The ROI of RebrandingBy Tom Dougherty
Rebranding ROI. CFO by the numbers
Rebranding ROI falls to the CFO. A CFO is usually tapped to be the catchall when it comes to corporate spending and finance. As the economy shrank, it was the job of the CFO to look for ways to cut costs while attempting to increase revenue.
Now, as the economy sputters back to life, it is the job of the CFO to decide which corporate initiatives provide the greatest opportunity of success. And are worthy of allocating precious corporate funds. Rebranding ROI is important
Your CFO job function flows back and forth between a manager of transactions to that of a strategist and communicator. Your role continues to morph away from the mergers of transactions to the merger of financial strategies.
Solid financial strategy may be what has enabled your organization to survive.

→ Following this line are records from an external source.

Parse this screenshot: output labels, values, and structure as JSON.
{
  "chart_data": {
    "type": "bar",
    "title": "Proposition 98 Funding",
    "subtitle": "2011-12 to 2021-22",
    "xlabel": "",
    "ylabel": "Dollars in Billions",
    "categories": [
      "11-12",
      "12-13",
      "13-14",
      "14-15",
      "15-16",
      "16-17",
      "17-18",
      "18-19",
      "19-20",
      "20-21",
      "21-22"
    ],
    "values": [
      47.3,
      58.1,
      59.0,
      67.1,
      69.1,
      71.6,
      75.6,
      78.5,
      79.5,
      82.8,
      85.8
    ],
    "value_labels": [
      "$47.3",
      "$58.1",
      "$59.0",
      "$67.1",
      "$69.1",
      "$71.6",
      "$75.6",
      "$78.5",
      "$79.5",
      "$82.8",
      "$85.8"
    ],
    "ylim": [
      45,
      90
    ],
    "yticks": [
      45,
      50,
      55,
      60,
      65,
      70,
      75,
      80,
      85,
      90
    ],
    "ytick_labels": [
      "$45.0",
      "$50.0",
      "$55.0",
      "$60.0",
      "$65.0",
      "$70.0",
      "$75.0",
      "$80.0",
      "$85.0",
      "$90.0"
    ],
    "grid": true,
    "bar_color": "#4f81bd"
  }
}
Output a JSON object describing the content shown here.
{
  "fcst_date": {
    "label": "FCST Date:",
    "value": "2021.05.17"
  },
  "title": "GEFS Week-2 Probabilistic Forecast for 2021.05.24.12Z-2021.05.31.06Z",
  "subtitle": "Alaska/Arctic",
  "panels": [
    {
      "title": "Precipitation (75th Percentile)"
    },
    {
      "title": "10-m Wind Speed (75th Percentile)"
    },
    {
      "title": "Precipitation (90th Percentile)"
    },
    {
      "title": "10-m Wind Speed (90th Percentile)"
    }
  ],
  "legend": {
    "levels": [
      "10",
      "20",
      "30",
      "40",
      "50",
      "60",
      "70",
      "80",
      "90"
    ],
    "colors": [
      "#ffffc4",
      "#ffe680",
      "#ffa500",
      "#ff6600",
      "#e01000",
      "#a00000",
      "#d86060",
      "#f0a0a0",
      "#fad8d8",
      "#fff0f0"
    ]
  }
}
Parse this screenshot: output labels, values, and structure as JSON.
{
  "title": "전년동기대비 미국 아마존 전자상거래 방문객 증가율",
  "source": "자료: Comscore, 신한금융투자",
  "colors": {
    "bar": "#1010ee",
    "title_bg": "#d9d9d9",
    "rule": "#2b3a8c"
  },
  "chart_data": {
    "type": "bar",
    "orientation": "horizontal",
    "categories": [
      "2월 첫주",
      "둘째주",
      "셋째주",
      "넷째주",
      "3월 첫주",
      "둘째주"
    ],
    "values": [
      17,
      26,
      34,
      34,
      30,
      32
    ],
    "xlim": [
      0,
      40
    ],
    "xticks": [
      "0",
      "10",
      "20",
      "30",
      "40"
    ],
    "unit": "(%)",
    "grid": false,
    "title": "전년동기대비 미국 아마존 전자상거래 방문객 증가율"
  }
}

To survive through the slow economy and it will certainly enable your organization to grow in better times.
Being a CFO today demands that you understand the dynamic nature of your business. More than just in terms of dollars and cents.
You must understand IT, Operations. Sales and Marketing, and Human Relations. All in addition to your native finance duties. You must also understand the strategies of each of these functions and how they relate to the overall corporate strategy.
Corporate strategy must be the ultimate arbiter. The are the DECIDER in deciding what projects are funded and which are not. You must understand and be part of the branding process too.
Questions to ask as a CFO in rebranding ROI
Before you dismiss brand as something “they do in marketing.” Remember brand is markedly different than what many have come to know.
Brand building is not a logo or an ad campaign.
The branding process and rebranding ROI is measurable. It is not an unmeasured cost center. Brand properly utilized and fulfilled is an agent of change initially and a long-term, complimentary element of sound revenue building and cost-constraining corporate strategy.
Rebranding ROI is absolute
Diligence requires you to be skeptical. Furthermore, you may already believe you have a strong corporate brand.
If you do, write down your brand in one sentence on a piece of paper. So, if you are a bank, is your corporate brand process about service, longevity, or some kind of value proposition (best rates, most locations, etc.)?
If you are a manufacturer of packaged goods, is your brand about providing your customers with the best goods? The best they can get at a reasonable price? If you are a technology firm, is your brand about service? Is it about uptime, innovation, or state of the art?
Then, as objectively as possible, ask yourself if any of your competitors say the same thing.
Are you saying you are the best? If your competition is saying the same things as you and they are not emotionally relevant to your target audience, then your brand is not strong enough to steal market share.
Brand actually reduces expenses. That’s rebranding ROI.
Weak or non-existent brands in organizations end up costing those organizations much more money than brands that resonate.
Meaningful brands provide an organization focus and purpose.
Weak or non-existent brands are inefficient, and pull organizations away from the center, creating silos and infighting between what is “best” and what is “right.”
Moreover, brand provides an organization with meaning.
Meaning is something that humans are always seeking. In the absence of a stated meaning within an organization, audiences (including your own employees) will make up their own meaning, further defocusing the entire organization.
Brand building is an extension of those you wish to influence. That is, it comes from and is part of the emotional makeup of your target audience. It must represent their aspirations and beliefs.
Because it comes from your target audience, especially those who do not already use you, the beliefs of your target audience are not corrupted by internal inefficiencies, politics and tunnel vision of the organization.
Brand is not about what you make or do. It is about what your customers believe or aspire to be.
Brand building serves as an objective roadmap to achieve the overall corporate strategy because it is devoid of internal “corporate speak” and personal agenda.
Brand aligns and unites divisions. It removes inefficient and wasteful spending on “flavor of the month” advertising and sales promotions, expense in R&D activities that are not brand centric and builds positive corporate culture.
Measure rebranding ROI
If marketing wants to spend money on a brand project, make sure you ask them if the promise means improved corporate efficiencies. Does it reduce wasteful spending in R&D and product development, and strengthen corporate culture?
If the promise does not, then marketing is searching out the wrong solution to the wrong problem.
The way to build an organization is not through a simple logo tweak or corporate image overhaul. If that’s the belief, then you can plan on spending money again while receiving little long-term value from the original investment.
Brand position is not a simple matter to be resolved with the marketing function.
Rebranding must be directed by the occupants of the C-suite. A true brand transcends marketing. And should be seen as a long-term corporate investment.